L’accord-cadre va « individualiser » les indemnisations

Dans le mail envoyé aux représentantes des associations VRET (Victimes et rescapés de l’explosion de la rue de Trévise), Trévise Ensemble, et à la directrice de la Fenvac (Fédération nationale des victimes d’attentats et d’accidents collectifs), le premier adjoint Emmanuel Grégoire confirme la position de l’édile Anne Hidalgo, par ailleurs candidate du Parti socialiste à l’élection présidentielle : « Elle est totalement engagée pour permettre la signature le plus rapidement possible de l’accord-cadre ». Son avocate, Me Sabrina Goldman, a d’ailleurs reçu mandat en ce sens. « La conclusion que la Ville de Paris appelle de ses vœux ne dépend toutefois pas de sa volonté unilatérale », précise M. Grégoire. « Fin décembre, Anne Hidalgo accusait les associations de blocage, ce qu’elles ont démenti, et maintenant ce sont les assureurs ? » s’inquiètent des victimes, ne sachant plus qui croire.

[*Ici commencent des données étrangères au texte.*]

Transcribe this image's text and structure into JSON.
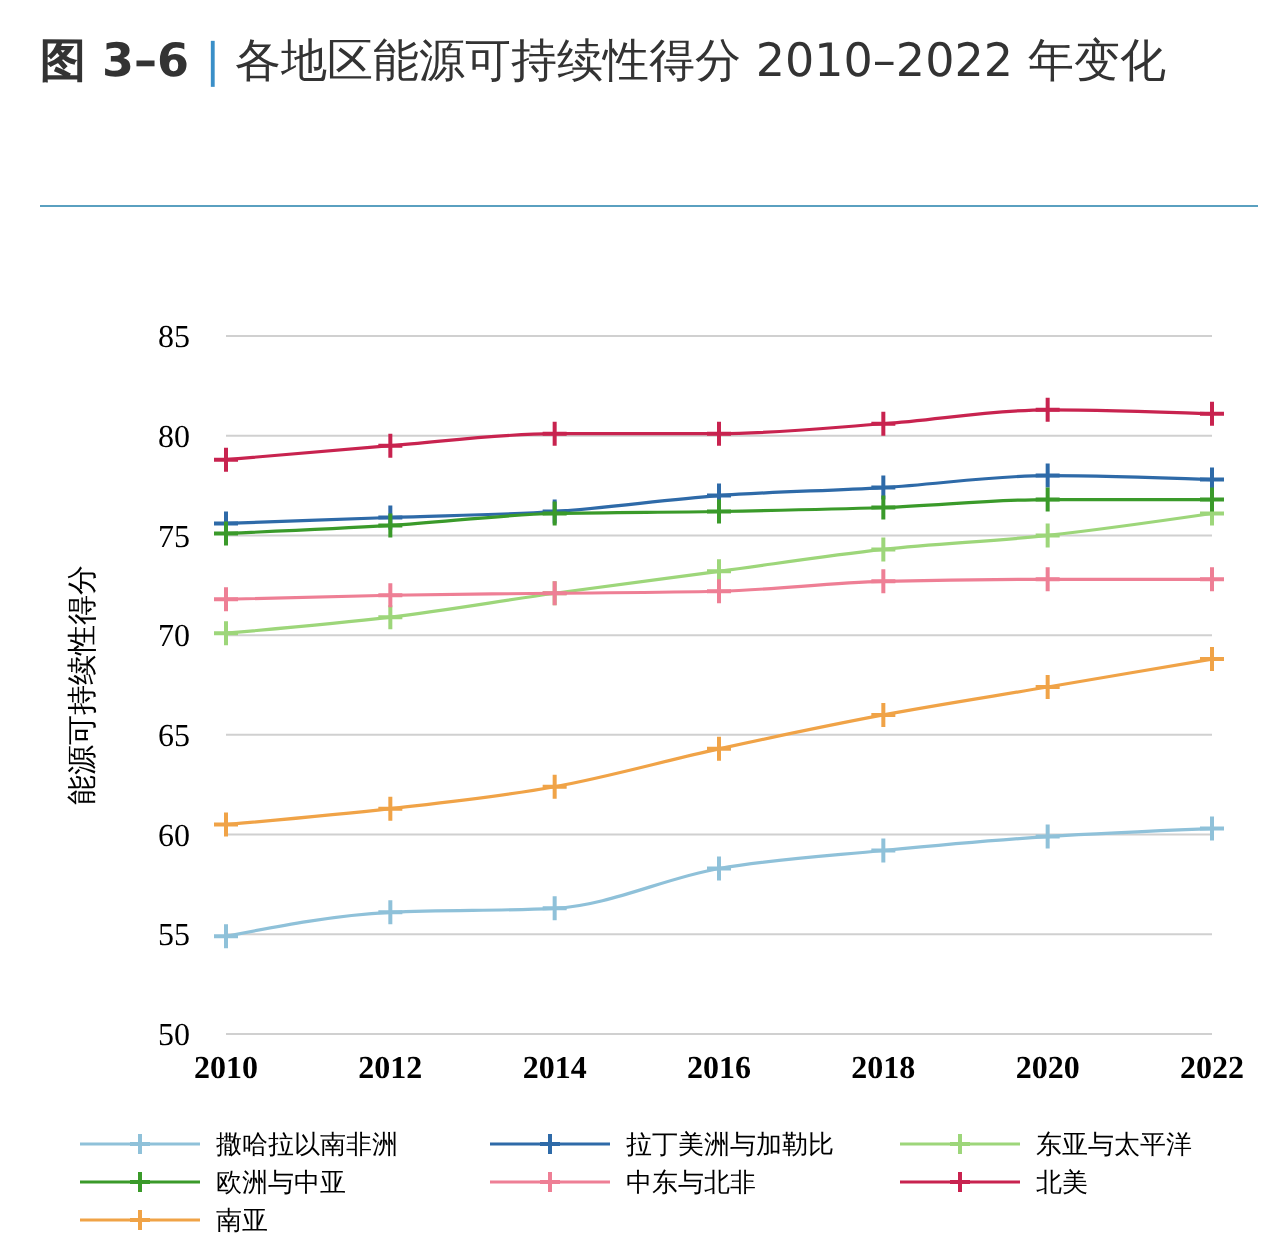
{
  "chart_data": {
    "type": "line",
    "title": "图 3–6 | 各地区能源可持续性得分 2010–2022 年变化",
    "ylabel": "能源可持续性得分",
    "x": [
      2010,
      2012,
      2014,
      2016,
      2018,
      2020,
      2022
    ],
    "xlim": [
      2010,
      2022
    ],
    "xticks": [
      2010,
      2012,
      2014,
      2016,
      2018,
      2020,
      2022
    ],
    "ylim": [
      50,
      85
    ],
    "yticks": [
      50,
      55,
      60,
      65,
      70,
      75,
      80,
      85
    ],
    "grid": "y",
    "legend": "bottom",
    "marker": "cross",
    "line_style": "solid",
    "series": [
      {
        "name": "撒哈拉以南非洲",
        "color": "#8fc1d9",
        "values": [
          54.9,
          56.1,
          56.3,
          58.3,
          59.2,
          59.9,
          60.3
        ]
      },
      {
        "name": "拉丁美洲与加勒比",
        "color": "#2e6aa8",
        "values": [
          75.6,
          75.9,
          76.2,
          77.0,
          77.4,
          78.0,
          77.8
        ]
      },
      {
        "name": "东亚与太平洋",
        "color": "#9dd67a",
        "values": [
          70.1,
          70.9,
          72.1,
          73.2,
          74.3,
          75.0,
          76.1
        ]
      },
      {
        "name": "欧洲与中亚",
        "color": "#3a9a2a",
        "values": [
          75.1,
          75.5,
          76.1,
          76.2,
          76.4,
          76.8,
          76.8
        ]
      },
      {
        "name": "中东与北非",
        "color": "#ee7f95",
        "values": [
          71.8,
          72.0,
          72.1,
          72.2,
          72.7,
          72.8,
          72.8
        ]
      },
      {
        "name": "北美",
        "color": "#c8234f",
        "values": [
          78.8,
          79.5,
          80.1,
          80.1,
          80.6,
          81.3,
          81.1
        ]
      },
      {
        "name": "南亚",
        "color": "#f0a347",
        "values": [
          60.5,
          61.3,
          62.4,
          64.3,
          66.0,
          67.4,
          68.8
        ]
      }
    ]
  }
}
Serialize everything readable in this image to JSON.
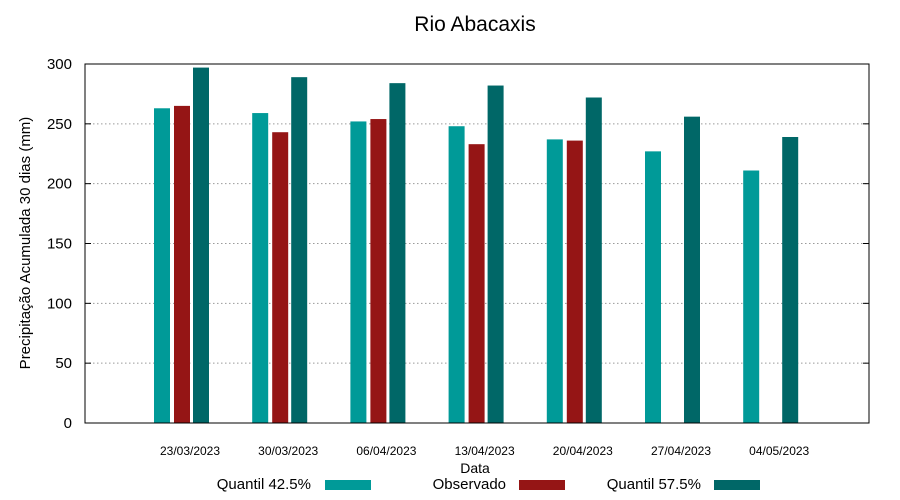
{
  "chart_data": {
    "type": "bar",
    "title": "Rio Abacaxis",
    "xlabel": "Data",
    "ylabel": "Precipitação Acumulada 30 dias (mm)",
    "ylim": [
      0,
      300
    ],
    "yticks": [
      "0",
      "50",
      "100",
      "150",
      "200",
      "250",
      "300"
    ],
    "grid": true,
    "legend_position": "bottom",
    "categories": [
      "23/03/2023",
      "30/03/2023",
      "06/04/2023",
      "13/04/2023",
      "20/04/2023",
      "27/04/2023",
      "04/05/2023"
    ],
    "series": [
      {
        "name": "Quantil 42.5%",
        "color": "#009a98",
        "values": [
          263,
          259,
          252,
          248,
          237,
          227,
          211
        ]
      },
      {
        "name": "Observado",
        "color": "#951515",
        "values": [
          265,
          243,
          254,
          233,
          236,
          null,
          null
        ]
      },
      {
        "name": "Quantil 57.5%",
        "color": "#006767",
        "values": [
          297,
          289,
          284,
          282,
          272,
          256,
          239
        ]
      }
    ]
  }
}
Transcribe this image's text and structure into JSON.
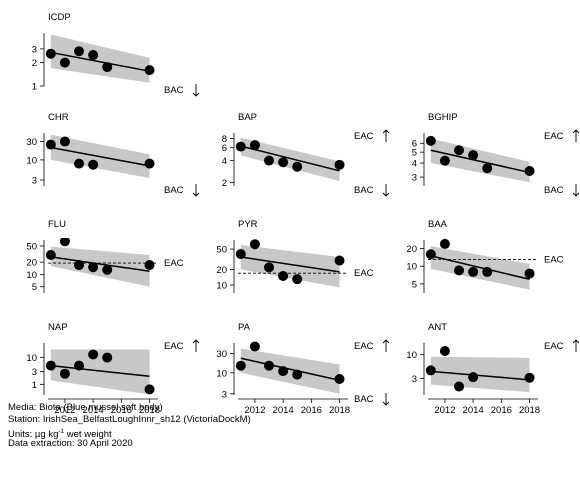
{
  "chart_data": [
    {
      "type": "scatter",
      "title": "ICDP",
      "y_scale": "log",
      "ylim": [
        1,
        4.8
      ],
      "yticks": [
        1,
        2,
        3
      ],
      "x": [
        2011,
        2012,
        2013,
        2014,
        2015,
        2018
      ],
      "values": [
        2.6,
        2.0,
        2.8,
        2.5,
        1.75,
        1.6
      ],
      "trend": [
        2.7,
        1.55
      ],
      "band_upper": [
        4.6,
        2.3
      ],
      "band_lower": [
        1.7,
        1.1
      ],
      "thresholds": [
        {
          "label": "BAC",
          "direction": "down"
        }
      ]
    },
    {
      "type": "scatter",
      "title": "CHR",
      "y_scale": "log",
      "ylim": [
        2.1,
        50
      ],
      "yticks": [
        3,
        10,
        30
      ],
      "x": [
        2011,
        2012,
        2013,
        2014,
        2018
      ],
      "values": [
        25,
        30,
        8,
        7.5,
        8
      ],
      "trend": [
        21,
        7
      ],
      "band_upper": [
        45,
        14
      ],
      "band_lower": [
        10,
        3.4
      ],
      "thresholds": [
        {
          "label": "BAC",
          "direction": "down"
        }
      ]
    },
    {
      "type": "scatter",
      "title": "BAP",
      "y_scale": "log",
      "ylim": [
        1.8,
        9.5
      ],
      "yticks": [
        2,
        4,
        6,
        8
      ],
      "x": [
        2011,
        2012,
        2013,
        2014,
        2015,
        2018
      ],
      "values": [
        6.2,
        6.5,
        4.0,
        3.8,
        3.3,
        3.5
      ],
      "trend": [
        6.3,
        2.9
      ],
      "band_upper": [
        8.2,
        3.9
      ],
      "band_lower": [
        4.7,
        2.1
      ],
      "thresholds": [
        {
          "label": "EAC",
          "direction": "up"
        },
        {
          "label": "BAC",
          "direction": "down"
        }
      ]
    },
    {
      "type": "scatter",
      "title": "BGHIP",
      "y_scale": "log",
      "ylim": [
        2.5,
        7.4
      ],
      "yticks": [
        3,
        4,
        5,
        6
      ],
      "x": [
        2011,
        2012,
        2013,
        2014,
        2015,
        2018
      ],
      "values": [
        6.3,
        4.2,
        5.2,
        4.7,
        3.6,
        3.4
      ],
      "trend": [
        5.2,
        3.3
      ],
      "band_upper": [
        6.6,
        4.1
      ],
      "band_lower": [
        4.0,
        2.7
      ],
      "thresholds": [
        {
          "label": "EAC",
          "direction": "up"
        },
        {
          "label": "BAC",
          "direction": "down"
        }
      ]
    },
    {
      "type": "scatter",
      "title": "FLU",
      "y_scale": "log",
      "ylim": [
        3.5,
        70
      ],
      "yticks": [
        5,
        10,
        20,
        50
      ],
      "x": [
        2011,
        2012,
        2013,
        2014,
        2015,
        2018
      ],
      "values": [
        30,
        65,
        17,
        15,
        13,
        17
      ],
      "trend": [
        27,
        12
      ],
      "band_upper": [
        48,
        30
      ],
      "band_lower": [
        16,
        5
      ],
      "reference_line": 19,
      "thresholds": [
        {
          "label": "EAC",
          "direction": "none"
        }
      ]
    },
    {
      "type": "scatter",
      "title": "PYR",
      "y_scale": "log",
      "ylim": [
        7,
        75
      ],
      "yticks": [
        10,
        20,
        50
      ],
      "x": [
        2011,
        2012,
        2013,
        2014,
        2015,
        2018
      ],
      "values": [
        40,
        62,
        22,
        15,
        13,
        30
      ],
      "trend": [
        35,
        18
      ],
      "band_upper": [
        60,
        35
      ],
      "band_lower": [
        20,
        9
      ],
      "reference_line": 17,
      "thresholds": [
        {
          "label": "EAC",
          "direction": "none"
        }
      ]
    },
    {
      "type": "scatter",
      "title": "BAA",
      "y_scale": "log",
      "ylim": [
        3.5,
        28
      ],
      "yticks": [
        5,
        10,
        20
      ],
      "x": [
        2011,
        2012,
        2013,
        2014,
        2015,
        2018
      ],
      "values": [
        16,
        24,
        8.5,
        8,
        8,
        7.5
      ],
      "trend": [
        15,
        6
      ],
      "band_upper": [
        22,
        11
      ],
      "band_lower": [
        9,
        4
      ],
      "reference_line": 13,
      "thresholds": [
        {
          "label": "EAC",
          "direction": "none"
        }
      ]
    },
    {
      "type": "scatter",
      "title": "NAP",
      "y_scale": "log",
      "ylim": [
        0.4,
        35
      ],
      "yticks": [
        1,
        3,
        10
      ],
      "x": [
        2011,
        2012,
        2013,
        2014,
        2015,
        2018
      ],
      "values": [
        5,
        2.5,
        5,
        13,
        10,
        0.65
      ],
      "trend": [
        5,
        2
      ],
      "band_upper": [
        20,
        20
      ],
      "band_lower": [
        1.4,
        0.42
      ],
      "thresholds": [
        {
          "label": "EAC",
          "direction": "up"
        }
      ]
    },
    {
      "type": "scatter",
      "title": "PA",
      "y_scale": "log",
      "ylim": [
        2.8,
        55
      ],
      "yticks": [
        3,
        10,
        30
      ],
      "x": [
        2011,
        2012,
        2013,
        2014,
        2015,
        2018
      ],
      "values": [
        15,
        45,
        15,
        11,
        9,
        7
      ],
      "trend": [
        23,
        6.5
      ],
      "band_upper": [
        40,
        16
      ],
      "band_lower": [
        10,
        3
      ],
      "thresholds": [
        {
          "label": "EAC",
          "direction": "up"
        },
        {
          "label": "BAC",
          "direction": "down"
        }
      ]
    },
    {
      "type": "scatter",
      "title": "ANT",
      "y_scale": "log",
      "ylim": [
        1.3,
        18
      ],
      "yticks": [
        3,
        10
      ],
      "x": [
        2011,
        2012,
        2013,
        2014,
        2018
      ],
      "values": [
        4.5,
        12,
        2.0,
        3.2,
        3.1
      ],
      "trend": [
        4.3,
        2.8
      ],
      "band_upper": [
        9,
        8.5
      ],
      "band_lower": [
        2.2,
        1.5
      ],
      "thresholds": [
        {
          "label": "EAC",
          "direction": "up"
        }
      ]
    }
  ],
  "x_axis": {
    "range": [
      2010.8,
      2018.6
    ],
    "ticks": [
      2012,
      2014,
      2016,
      2018
    ]
  },
  "colors": {
    "points": "#000000",
    "band": "#c8c8c8",
    "trend": "#000000",
    "axis": "#000000"
  },
  "caption": {
    "media": "Media: Biota (Blue mussel soft body)",
    "station": "Station: IrishSea_BelfastLoughInnr_sh12 (VictoriaDockM)",
    "units_prefix": "Units: µg kg",
    "units_sup": "-1",
    "units_suffix": " wet weight",
    "extraction": "Data extraction: 30 April 2020"
  }
}
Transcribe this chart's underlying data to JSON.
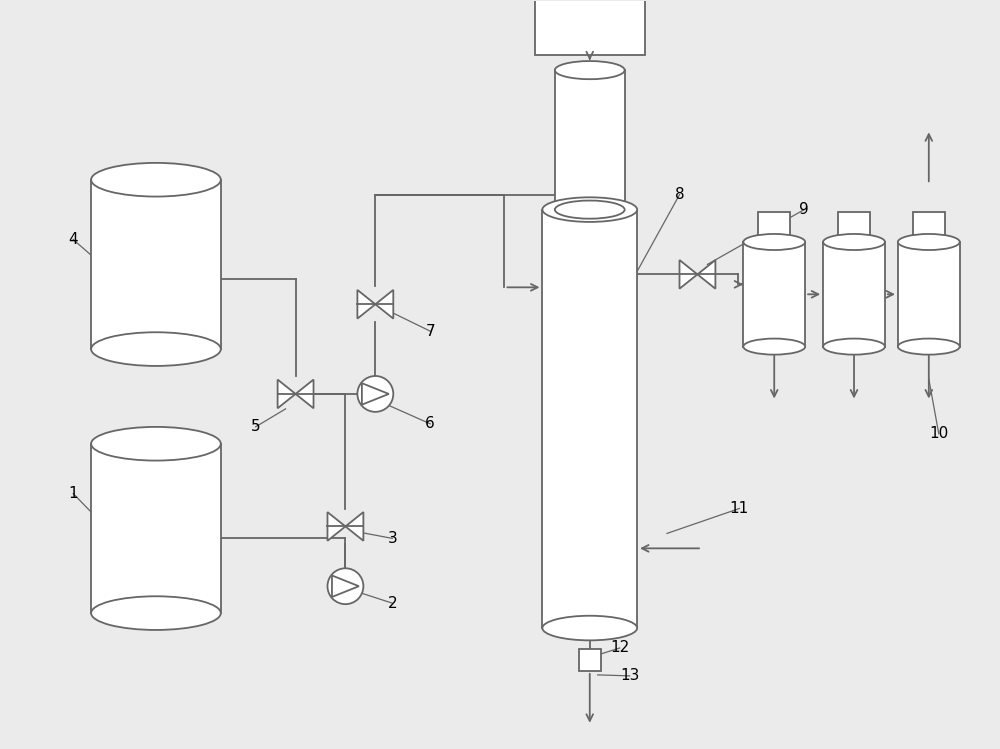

Finalement, les préjudices spécifiques demandés ont été acceptés et seront intégrés dans le document, valable cinq ans et renouvelable. Les barèmes de la nomenclature Dintilhac sont écartés au profit de l’individualisation. La Ville a insisté pour que soit « pris en compte le caractère exceptionnel » de l’explosion, écrit M. Grégoire. Cela induira une majoration des postes de préjudice. Chaque victime recevra « l’indemnisation de l’intégralité des préjudices personnellement subis », ajoute-t-il.

Il est apparemment certain qu’elle interviendra sous deux mois, comme le promet l’adjoint. Soit en mars. La maire aborderait ainsi plus sereinement la dernière ligne droite de la campagne avant le premier tour du scrutin le 10 avril.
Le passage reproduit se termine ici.